The Science
To work, quantum computers, quantum networks, and quantum information transfer (quantum teleportation) require that particles are synchronized in space and time. In nickel molybdate (Ni2Mo3O8), nickel ions (Ni2+) form a triangular array of tetrahedrons and octahedrons. Each Ni2+ ion has a magnetic spin (akin to a compass needle). Spins in the tetrahedrons tend to point opposite to the spins in the octahedrons, so there is no net magnetic force and direction (or moment) in the ions. However, electric fields in the Ni2Mo3O8 induce parallel alignment of the spins. This alignment changes with time. The fluctuating moments are called spin excitons. The result—Ni2Mo3O8, should not be magnetic, but the excitons make it so.
The Impact
Spin alignment synchronizes particles. This provides the quantum entanglement that makes quantum information science possible. This experiment establishes a new means to achieve spin entanglement (synchronicity or coherence) by taking advantage of the competition between electric fields in the crystal, spin coupling between neighboring ions, and a preference for spins to point specific directions. The spin excitons that result from occasional alignment of spins form coherent waves. If controlled, these coherent waves of spin excitons can be used in future applications of quantum mechanics. The applications potentially include quantum computing at room temperature.
Summary
Physicists used a combination of materials synthesis, neutron scattering, magnetometry, calorimetry, and theory to identify the origins of coherent waves of spin excitons in nickel molybdate (Ni2Mo3O8). Ni2+ ions in the material form a triangular lattice from a combination of two crystal environments bounded by octahedral or tetrahedral arrangements of oxygen atoms. The researchers used neutron scattering to obtain the momentum and energy dependence of spin excitations as functions of magnetic field and temperature. The crystal electric fields were weak for octahedral and strong for tetrahedral sites, inducing spin excitons in both environments. Weak excitations of spin singlets exhibited antiferromagnetic order. Higher energy excitations exhibited dependence of the excitation with momentum, thus, implying coherence of the spin exciton wave. These spin excitons are associated with the tetrahedrally coordinated site.

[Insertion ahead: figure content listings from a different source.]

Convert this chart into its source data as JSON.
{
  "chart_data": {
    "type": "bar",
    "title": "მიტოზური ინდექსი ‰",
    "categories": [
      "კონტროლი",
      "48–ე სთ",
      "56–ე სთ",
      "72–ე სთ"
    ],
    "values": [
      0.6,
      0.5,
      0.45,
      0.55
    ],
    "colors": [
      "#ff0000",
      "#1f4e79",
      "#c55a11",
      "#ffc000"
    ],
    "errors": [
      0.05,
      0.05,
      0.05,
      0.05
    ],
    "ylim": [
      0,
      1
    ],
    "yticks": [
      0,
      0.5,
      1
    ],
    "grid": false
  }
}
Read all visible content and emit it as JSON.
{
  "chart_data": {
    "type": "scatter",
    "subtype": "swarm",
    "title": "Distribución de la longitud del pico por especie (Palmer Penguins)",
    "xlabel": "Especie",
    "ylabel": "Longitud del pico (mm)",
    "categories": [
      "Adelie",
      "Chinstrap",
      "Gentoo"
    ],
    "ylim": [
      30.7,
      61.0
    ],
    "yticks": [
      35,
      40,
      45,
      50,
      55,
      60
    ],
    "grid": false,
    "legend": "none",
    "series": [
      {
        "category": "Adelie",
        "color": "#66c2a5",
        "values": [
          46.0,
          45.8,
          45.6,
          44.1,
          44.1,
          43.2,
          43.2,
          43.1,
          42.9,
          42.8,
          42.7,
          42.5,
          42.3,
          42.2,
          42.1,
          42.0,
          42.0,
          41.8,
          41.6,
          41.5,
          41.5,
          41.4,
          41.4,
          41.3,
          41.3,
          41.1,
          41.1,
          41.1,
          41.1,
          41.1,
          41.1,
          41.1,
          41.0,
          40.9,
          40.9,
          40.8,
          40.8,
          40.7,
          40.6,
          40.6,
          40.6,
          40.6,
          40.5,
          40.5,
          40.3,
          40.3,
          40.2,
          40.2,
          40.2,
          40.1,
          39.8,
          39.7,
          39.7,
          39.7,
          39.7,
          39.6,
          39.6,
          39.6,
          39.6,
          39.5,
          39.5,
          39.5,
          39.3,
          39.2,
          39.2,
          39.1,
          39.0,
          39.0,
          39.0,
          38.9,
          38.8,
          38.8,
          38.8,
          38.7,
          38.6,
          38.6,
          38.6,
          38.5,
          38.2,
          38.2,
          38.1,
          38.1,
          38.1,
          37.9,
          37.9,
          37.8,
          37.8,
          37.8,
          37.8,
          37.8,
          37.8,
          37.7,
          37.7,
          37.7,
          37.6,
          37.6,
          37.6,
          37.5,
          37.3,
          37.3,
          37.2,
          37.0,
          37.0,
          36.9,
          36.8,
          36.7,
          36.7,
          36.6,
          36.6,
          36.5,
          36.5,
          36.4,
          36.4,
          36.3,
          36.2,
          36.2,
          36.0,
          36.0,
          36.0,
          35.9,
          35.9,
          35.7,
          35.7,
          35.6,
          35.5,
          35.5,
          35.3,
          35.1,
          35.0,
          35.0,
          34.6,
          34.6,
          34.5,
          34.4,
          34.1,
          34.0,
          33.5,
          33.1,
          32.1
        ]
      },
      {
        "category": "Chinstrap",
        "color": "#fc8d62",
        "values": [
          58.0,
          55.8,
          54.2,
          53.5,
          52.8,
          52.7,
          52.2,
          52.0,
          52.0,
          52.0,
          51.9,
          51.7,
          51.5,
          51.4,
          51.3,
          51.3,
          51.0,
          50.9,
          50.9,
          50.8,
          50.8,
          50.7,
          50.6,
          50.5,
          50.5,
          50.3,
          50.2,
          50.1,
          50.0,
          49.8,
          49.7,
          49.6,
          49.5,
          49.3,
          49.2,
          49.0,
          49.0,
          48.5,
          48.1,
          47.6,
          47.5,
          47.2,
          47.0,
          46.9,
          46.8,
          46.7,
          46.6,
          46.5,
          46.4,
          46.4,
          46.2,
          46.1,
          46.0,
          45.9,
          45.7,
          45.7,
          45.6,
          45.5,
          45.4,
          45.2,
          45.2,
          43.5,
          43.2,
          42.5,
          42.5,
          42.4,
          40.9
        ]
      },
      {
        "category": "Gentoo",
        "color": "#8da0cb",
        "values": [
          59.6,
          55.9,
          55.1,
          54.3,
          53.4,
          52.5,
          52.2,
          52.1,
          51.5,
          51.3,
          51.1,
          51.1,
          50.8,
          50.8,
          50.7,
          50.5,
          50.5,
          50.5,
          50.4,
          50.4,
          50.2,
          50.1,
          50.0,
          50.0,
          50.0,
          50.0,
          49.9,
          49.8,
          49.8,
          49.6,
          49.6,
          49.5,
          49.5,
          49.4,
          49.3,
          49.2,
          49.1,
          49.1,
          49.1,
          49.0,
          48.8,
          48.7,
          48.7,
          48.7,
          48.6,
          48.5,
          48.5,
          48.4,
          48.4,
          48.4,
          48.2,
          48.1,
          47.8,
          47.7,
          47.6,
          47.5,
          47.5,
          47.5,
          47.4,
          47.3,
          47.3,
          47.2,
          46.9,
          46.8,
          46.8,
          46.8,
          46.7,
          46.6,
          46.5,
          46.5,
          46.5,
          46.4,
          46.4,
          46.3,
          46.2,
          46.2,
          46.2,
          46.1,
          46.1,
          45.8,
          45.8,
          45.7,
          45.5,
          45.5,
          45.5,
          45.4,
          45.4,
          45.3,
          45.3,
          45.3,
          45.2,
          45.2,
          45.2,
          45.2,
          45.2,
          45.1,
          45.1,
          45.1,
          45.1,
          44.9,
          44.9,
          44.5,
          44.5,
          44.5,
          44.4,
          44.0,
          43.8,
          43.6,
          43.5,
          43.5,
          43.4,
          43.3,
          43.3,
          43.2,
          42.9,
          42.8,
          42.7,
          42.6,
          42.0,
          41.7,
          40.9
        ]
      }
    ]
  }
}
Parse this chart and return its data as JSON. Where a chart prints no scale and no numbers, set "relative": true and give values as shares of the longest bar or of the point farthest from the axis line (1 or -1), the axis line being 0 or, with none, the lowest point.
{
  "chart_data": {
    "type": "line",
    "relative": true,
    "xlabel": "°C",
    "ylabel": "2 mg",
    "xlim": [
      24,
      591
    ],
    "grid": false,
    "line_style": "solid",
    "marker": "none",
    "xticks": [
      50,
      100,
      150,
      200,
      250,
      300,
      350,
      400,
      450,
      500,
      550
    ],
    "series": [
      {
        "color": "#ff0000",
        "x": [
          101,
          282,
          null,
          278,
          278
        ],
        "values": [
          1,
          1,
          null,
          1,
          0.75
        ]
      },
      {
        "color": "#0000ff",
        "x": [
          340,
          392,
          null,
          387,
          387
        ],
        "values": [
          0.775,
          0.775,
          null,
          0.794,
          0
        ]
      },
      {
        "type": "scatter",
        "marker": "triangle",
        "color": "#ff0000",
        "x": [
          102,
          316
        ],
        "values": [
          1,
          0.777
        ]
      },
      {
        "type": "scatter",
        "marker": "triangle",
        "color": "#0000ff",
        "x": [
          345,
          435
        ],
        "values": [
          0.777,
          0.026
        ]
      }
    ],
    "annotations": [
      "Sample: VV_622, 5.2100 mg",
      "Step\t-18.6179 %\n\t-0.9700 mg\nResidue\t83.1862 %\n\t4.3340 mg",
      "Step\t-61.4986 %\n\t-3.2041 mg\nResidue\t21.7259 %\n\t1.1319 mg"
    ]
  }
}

Calculations suggest the nickel molybdate is unique among materials in that the combination of crystal electric field strengths, strengths of spin coupling in and across the tetrahedra and octahedra, and directionality of the spins make possible a quantum phase of spin excitons. Remarkably, the quantum phase persists to temperatures well above the low temperature antiferromagnetic phase as observed with neutron scattering and magnetometry and calorimetry.
Funding
This research was supported by the Department of Energy (DOE) Office of Science, Basic Energy Sciences program, the Robert A. Welch Foundation, the National Science Foundation Condensed Matter and Materials Theory program, and the Ministry of Science and Technology in Taiwan. A portion of this research used resources at the Spallation Neutron Source, a DOE Office of Science user facility operated by Oak Ridge National Laboratory, and the ISIS Neutron and Muon Source.